なんだってあの人たちは、余計なことばっかり言うんだろう。
修介さんがいる前で『どっちもハジメテ』とか、余計なお世話だっつーの!!!!
「達也?」
心配そうな修介さんの声が後ろから聞こえたけれど、振り返れるわけがない。
だって、自分にだってわかる。
きっと、耳も首も真っ赤になってる。
あの人たちの言うことは聞き流してねって、言った僕に、修介さんは何も聞かずに後をついてきてくれてるけど……
僕の勝手な気持ちで、修介さんに不愉快な思いをさせているんだろうな…と思ったら、足が止まった。
「おわ」
僕のすぐ後ろで、修介さんも止まる。
ダイキチが首を傾げて、動かない僕を不思議そうに見上げて、そのまま、ぺたんと腰を下ろした。
……なんて言おう。
どう言ったら、僕のこのぐちゃぐちゃな気持ちが修介さんにきちんと伝わるんだろうって考えながら、ゆっくりと口を開いた。
「僕、さ……恋人とか、いた事ないんだ。実際、そんなことしてる余裕もなかったんだけど……
だからなのかなぁ、あんなふうによくいじられててさ……
そしたら、この際男でもいいとか、母さんに言われてさ……だから、ごめんね?母さんたちが変な事言って」
修介さんの顔が見れなくて、ダイキチの白い前足と並んだ自分のスニーカーのつま先をじっと見つめた。
修介さんは黙ったまま。
自分の言葉を頭の中で繰り返して、なんだか余計なことまで言った気がして、また耳が熱くなる。
「俺も、恋人なんて呼べる人、いた事ないよ」
「え?」
後ろから聞こえた声に驚いて振り返ったら、修介さんがニヤリと笑う。
「学生の時はカノジョって呼べるような子もいた事はあるけど……若気の至りってやつ?」
「若気の至りって……そんなふうに言ったら、かわいそうじゃない?」
「うーん。
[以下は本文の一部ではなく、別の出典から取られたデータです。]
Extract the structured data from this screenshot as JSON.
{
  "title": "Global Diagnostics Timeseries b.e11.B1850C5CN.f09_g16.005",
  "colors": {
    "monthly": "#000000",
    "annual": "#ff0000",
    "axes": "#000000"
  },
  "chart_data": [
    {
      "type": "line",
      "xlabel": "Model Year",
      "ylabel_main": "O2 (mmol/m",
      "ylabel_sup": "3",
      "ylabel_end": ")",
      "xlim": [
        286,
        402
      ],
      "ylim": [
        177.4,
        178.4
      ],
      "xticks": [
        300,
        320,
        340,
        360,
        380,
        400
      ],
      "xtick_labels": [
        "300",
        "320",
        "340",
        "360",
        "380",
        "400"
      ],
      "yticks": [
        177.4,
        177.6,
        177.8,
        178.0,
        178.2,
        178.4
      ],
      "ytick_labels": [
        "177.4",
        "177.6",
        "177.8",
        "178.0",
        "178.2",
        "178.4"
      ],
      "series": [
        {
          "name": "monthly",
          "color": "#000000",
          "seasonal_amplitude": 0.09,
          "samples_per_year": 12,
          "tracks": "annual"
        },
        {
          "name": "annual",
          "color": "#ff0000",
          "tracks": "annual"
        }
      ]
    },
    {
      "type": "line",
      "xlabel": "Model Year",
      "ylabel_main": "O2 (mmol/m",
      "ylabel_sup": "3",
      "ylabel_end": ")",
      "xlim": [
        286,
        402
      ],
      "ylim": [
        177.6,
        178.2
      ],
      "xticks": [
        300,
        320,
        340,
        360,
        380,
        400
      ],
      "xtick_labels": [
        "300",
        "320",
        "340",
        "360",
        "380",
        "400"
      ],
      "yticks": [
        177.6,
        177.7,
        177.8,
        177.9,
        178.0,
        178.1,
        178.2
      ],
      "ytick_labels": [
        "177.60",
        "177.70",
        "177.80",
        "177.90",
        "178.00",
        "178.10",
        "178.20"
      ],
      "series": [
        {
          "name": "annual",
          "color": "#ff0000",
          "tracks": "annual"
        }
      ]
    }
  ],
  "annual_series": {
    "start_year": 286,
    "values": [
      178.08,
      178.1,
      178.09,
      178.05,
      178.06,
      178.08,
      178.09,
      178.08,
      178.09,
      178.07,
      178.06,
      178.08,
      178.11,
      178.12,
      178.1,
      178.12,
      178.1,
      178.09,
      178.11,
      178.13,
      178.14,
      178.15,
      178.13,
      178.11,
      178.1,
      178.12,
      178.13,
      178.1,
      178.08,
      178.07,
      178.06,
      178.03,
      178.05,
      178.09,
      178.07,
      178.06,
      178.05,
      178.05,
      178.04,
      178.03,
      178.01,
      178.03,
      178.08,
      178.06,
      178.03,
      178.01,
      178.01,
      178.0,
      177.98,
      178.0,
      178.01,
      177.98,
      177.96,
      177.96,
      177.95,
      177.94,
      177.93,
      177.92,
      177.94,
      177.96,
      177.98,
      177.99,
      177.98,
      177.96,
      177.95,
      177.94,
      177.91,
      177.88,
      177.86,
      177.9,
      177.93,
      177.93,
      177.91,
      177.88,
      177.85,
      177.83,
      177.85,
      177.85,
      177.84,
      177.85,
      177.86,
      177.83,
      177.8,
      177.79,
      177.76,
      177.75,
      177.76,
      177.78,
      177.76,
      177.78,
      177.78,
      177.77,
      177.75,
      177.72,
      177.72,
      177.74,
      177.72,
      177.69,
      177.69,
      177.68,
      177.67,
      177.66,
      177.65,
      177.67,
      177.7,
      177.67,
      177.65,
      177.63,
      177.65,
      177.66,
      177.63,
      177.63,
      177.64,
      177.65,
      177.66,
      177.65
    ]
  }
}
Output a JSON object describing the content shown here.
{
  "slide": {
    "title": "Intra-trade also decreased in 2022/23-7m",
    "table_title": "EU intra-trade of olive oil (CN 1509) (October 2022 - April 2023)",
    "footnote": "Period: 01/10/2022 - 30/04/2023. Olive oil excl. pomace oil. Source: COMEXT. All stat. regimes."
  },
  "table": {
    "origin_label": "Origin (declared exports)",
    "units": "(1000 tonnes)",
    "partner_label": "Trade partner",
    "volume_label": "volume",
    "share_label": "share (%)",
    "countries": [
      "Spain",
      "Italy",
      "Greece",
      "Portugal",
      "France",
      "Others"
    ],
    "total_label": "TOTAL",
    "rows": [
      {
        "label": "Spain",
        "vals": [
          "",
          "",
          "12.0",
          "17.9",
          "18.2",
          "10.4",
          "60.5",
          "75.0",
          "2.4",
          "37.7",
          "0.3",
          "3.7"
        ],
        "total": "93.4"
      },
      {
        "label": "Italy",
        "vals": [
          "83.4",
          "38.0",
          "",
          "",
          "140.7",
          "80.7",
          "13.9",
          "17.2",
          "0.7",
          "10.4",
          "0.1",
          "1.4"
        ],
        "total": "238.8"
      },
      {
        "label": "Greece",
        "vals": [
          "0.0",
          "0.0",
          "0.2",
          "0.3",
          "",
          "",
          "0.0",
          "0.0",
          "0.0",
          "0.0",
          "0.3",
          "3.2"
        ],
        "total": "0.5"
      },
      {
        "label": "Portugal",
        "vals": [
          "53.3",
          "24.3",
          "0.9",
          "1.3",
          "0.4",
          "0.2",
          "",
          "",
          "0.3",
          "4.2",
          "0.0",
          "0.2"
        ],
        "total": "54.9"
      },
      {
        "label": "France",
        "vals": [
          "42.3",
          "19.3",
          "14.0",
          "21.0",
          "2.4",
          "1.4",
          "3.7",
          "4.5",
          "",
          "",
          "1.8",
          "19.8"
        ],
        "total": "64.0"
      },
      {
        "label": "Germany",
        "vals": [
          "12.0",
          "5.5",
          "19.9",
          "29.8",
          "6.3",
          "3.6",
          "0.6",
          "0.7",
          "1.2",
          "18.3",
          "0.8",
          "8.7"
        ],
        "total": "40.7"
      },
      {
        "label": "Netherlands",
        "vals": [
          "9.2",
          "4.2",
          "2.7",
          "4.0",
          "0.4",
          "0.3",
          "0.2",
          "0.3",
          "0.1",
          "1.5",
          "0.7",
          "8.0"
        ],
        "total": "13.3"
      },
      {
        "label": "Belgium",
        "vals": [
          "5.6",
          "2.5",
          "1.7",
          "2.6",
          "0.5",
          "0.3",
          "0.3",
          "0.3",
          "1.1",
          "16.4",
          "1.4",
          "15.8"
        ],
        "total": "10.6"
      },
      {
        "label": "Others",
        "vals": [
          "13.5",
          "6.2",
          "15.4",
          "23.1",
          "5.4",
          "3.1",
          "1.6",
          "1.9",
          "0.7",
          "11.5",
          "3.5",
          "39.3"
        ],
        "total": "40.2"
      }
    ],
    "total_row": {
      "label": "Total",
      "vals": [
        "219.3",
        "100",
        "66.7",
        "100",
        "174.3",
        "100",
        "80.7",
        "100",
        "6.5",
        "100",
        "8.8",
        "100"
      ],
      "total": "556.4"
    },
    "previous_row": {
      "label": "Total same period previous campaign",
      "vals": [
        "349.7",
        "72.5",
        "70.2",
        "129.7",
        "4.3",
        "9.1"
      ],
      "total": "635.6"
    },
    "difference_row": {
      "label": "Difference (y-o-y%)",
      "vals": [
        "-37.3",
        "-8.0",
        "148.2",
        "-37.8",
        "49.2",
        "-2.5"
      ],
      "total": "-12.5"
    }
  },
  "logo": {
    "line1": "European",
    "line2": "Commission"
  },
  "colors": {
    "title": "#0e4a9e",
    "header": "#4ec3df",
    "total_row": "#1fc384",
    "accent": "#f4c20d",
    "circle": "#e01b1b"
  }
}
お互い様じゃない?向こうも俺の見かけだけが好きだったみたいだし、想像してたのと違ったって、あっさりフラれたし」
ちょっとおどけた顔で、修介さんがそんなことを言うから……
彼女がいたっていう事実よりも、その人への気持ちがそんなに大きくなかったということにほっとしている自分に驚いた。
「……なんか、ちょっと修介さんの印象変わったかも」
「そう?クソ真面目なだけのセンセイだと思ってた?」
ちょっと悪い顔で目を細めて笑うその表情に、背中がぞわりと粟立つ。
「俺も、オトコなんでね、一応」
真っ直ぐに見つめられたまま、動けない僕。
不意に、修介さんの右手が伸びてくる。
心臓の音だけがやけに大きくなって、動かなきゃ、と焦る分、鼓動のスピードがどんどん上がって、息苦しい。
なにかに縋りたくなって、ダイキチのリードをぎゅっと握りしめた。
「おっと!あっぶね!」
急に視界から消えた修介さんにハッとして、ようやく動いた右足を1歩後ろに引いた。
「ふたり同時には、無理か」
ぽつりと修介さんが呟いて、六華ちゃんを抱え直しながら僕を見上げる。
「さすがにずっと抱えてると重いな」
「あ!そ、そうだよね!早く行こう!」
修介さんに背中を向けて、バレないように大きく息を吐いた。
何を期待してるんだろう、僕は。
修介さんが僕を抱きしめようとしたなんて、そんな勘違いをするなんて。
修介さんと僕は、六華ちゃんの飼い主とかかりつけの獣医でしかないのに。
どういい方に考えても『友達』にしかなれるわけないのに。
勘違いしちゃダメだって、自分にいいきかせながら階段を1段ずつ上がっていく。
そんな僕の心を見透かしたように、階段の上の神社から冷たい風が吹いてきて、僕の髪の毛をそっと揺らした。